第二九八章 執迷不悟(1/3)

沾過鮮血的劍可以回鞘,但手執利刃的心卻無法輕易收回。


看著齊宇班癲狂的笑。


齊天壽的心在往下沉。


他從齊宇班的話中,發現了兩件事。


第一,齊宇班在雲天觀上過得並不如表麵上看來那般開心,非但不開心而且很痛苦。


一個痛苦的人,若是假裝開心很久,那他一定會變。


齊天壽看不出他的五師弟是什麽時候開始變的,竟變成現在這般一個令他感到陌生的人。


但不可否認的是,這也算是他當師兄的失職。


或許他真該給自己幾個巴掌。


隻是他沒想過,身為一觀之主,總無法做到事無巨細的,更何況是一個人的情感。


一個努力想在別人麵前做好的人是個可憐人。


齊天壽是個可憐人。


一個依靠偽裝,拚命想在別人麵前拌好的人,豈非更可憐?


齊宇班便是那個更可憐的人。


這樣的人,壓抑得久了,做出來的事往往就會很可怕。


於是,齊宇班背叛了雲天觀。


這背叛於雲天觀而言,很可能是滅頂之災!


第二,齊宇班既已在他麵前選擇直言不諱,那他一定離死不遠了,或許不出一盞茶的功夫,他便要去見閻王爺了。


生死之間,齊天壽本看得很淡。


但現在他能死麽?


他該相信齊宇班接管了雲天觀之位後,還能讓雲天觀的子弟同先前一般,與世無爭地存活下去麽?

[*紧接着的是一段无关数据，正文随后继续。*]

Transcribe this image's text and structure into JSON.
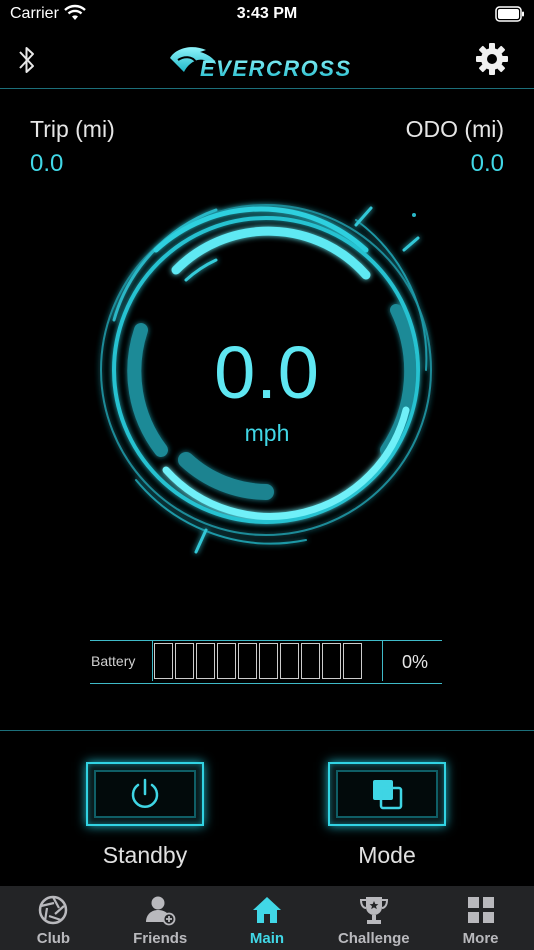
{
  "status_bar": {
    "carrier": "Carrier",
    "time": "3:43 PM"
  },
  "header": {
    "logo_text": "EVERCROSS"
  },
  "trip": {
    "label": "Trip (mi)",
    "value": "0.0"
  },
  "odo": {
    "label": "ODO (mi)",
    "value": "0.0"
  },
  "speed": {
    "value": "0.0",
    "unit": "mph"
  },
  "battery": {
    "label": "Battery",
    "percent": "0%",
    "level": 0,
    "cells": 10
  },
  "actions": {
    "standby_label": "Standby",
    "mode_label": "Mode"
  },
  "tabs": [
    {
      "label": "Club",
      "icon": "aperture-icon",
      "active": false
    },
    {
      "label": "Friends",
      "icon": "add-friend-icon",
      "active": false
    },
    {
      "label": "Main",
      "icon": "home-icon",
      "active": true
    },
    {
      "label": "Challenge",
      "icon": "trophy-icon",
      "active": false
    },
    {
      "label": "More",
      "icon": "grid-icon",
      "active": false
    }
  ],
  "colors": {
    "accent": "#41d7e6",
    "tab_bar_bg": "#232426",
    "background": "#000000"
  }
}
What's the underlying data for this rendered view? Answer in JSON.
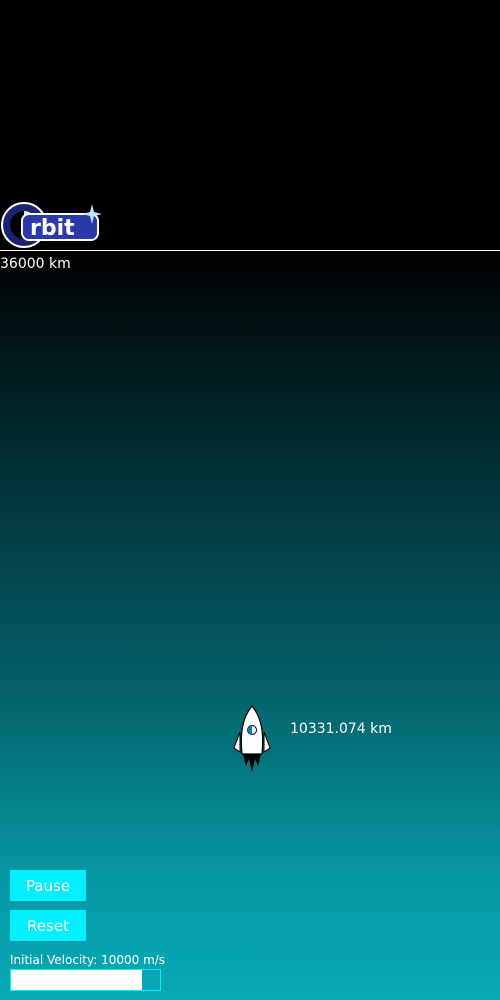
{
  "game": {
    "orbit_label": "36000 km",
    "altitude_label": "10331.074 km"
  },
  "controls": {
    "pause_label": "Pause",
    "reset_label": "Reset",
    "velocity_label": "Initial Velocity: 10000 m/s",
    "velocity_fraction": 0.88
  },
  "logo": {
    "icon": "orbit-logo"
  },
  "colors": {
    "button": "#00f0ff",
    "sky_top": "#000000",
    "sky_bottom": "#07aab6"
  }
}
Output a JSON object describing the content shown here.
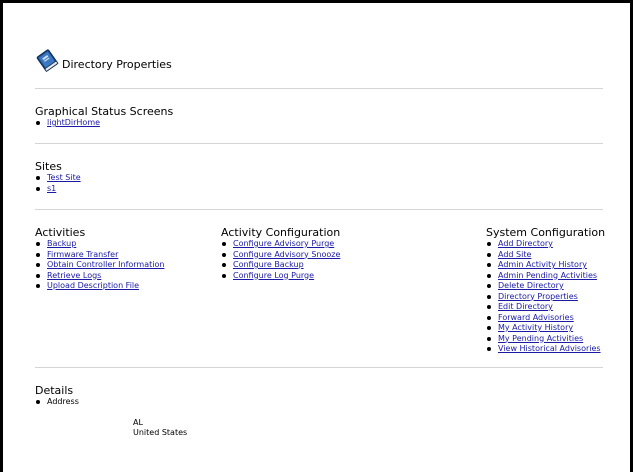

還是說,齊宇班心中早已沒了雲天觀,所作所為都是為了實現其丹道之路,至於雲天觀的存留與否,對其而言,並不重要?


或是說,狼子野心的幽冥教過河拆橋,他們根本沒有將齊宇班算在他們未來的計劃之內,眼下不過是在利用齊宇班罷了。


毫無疑問,幽冥教確有可能做出此事!


好在,可怕的人還願意開口說話。


可怕的人若都不願用嘴說話的話,那一定會用刀劍說話。


既是如此,他一定得好好把握這說話的機會,隻要把話說開了,便能將時間拖長,時間拖得越長,至少目前而言,是有利的。


他可以死,可他不能死得不明不白。


他總得親眼看看,雲天觀到底會陷落到哪個地步,他這個觀主到底有做得多麽失敗,下了地府後,他才能給先輩們個交代。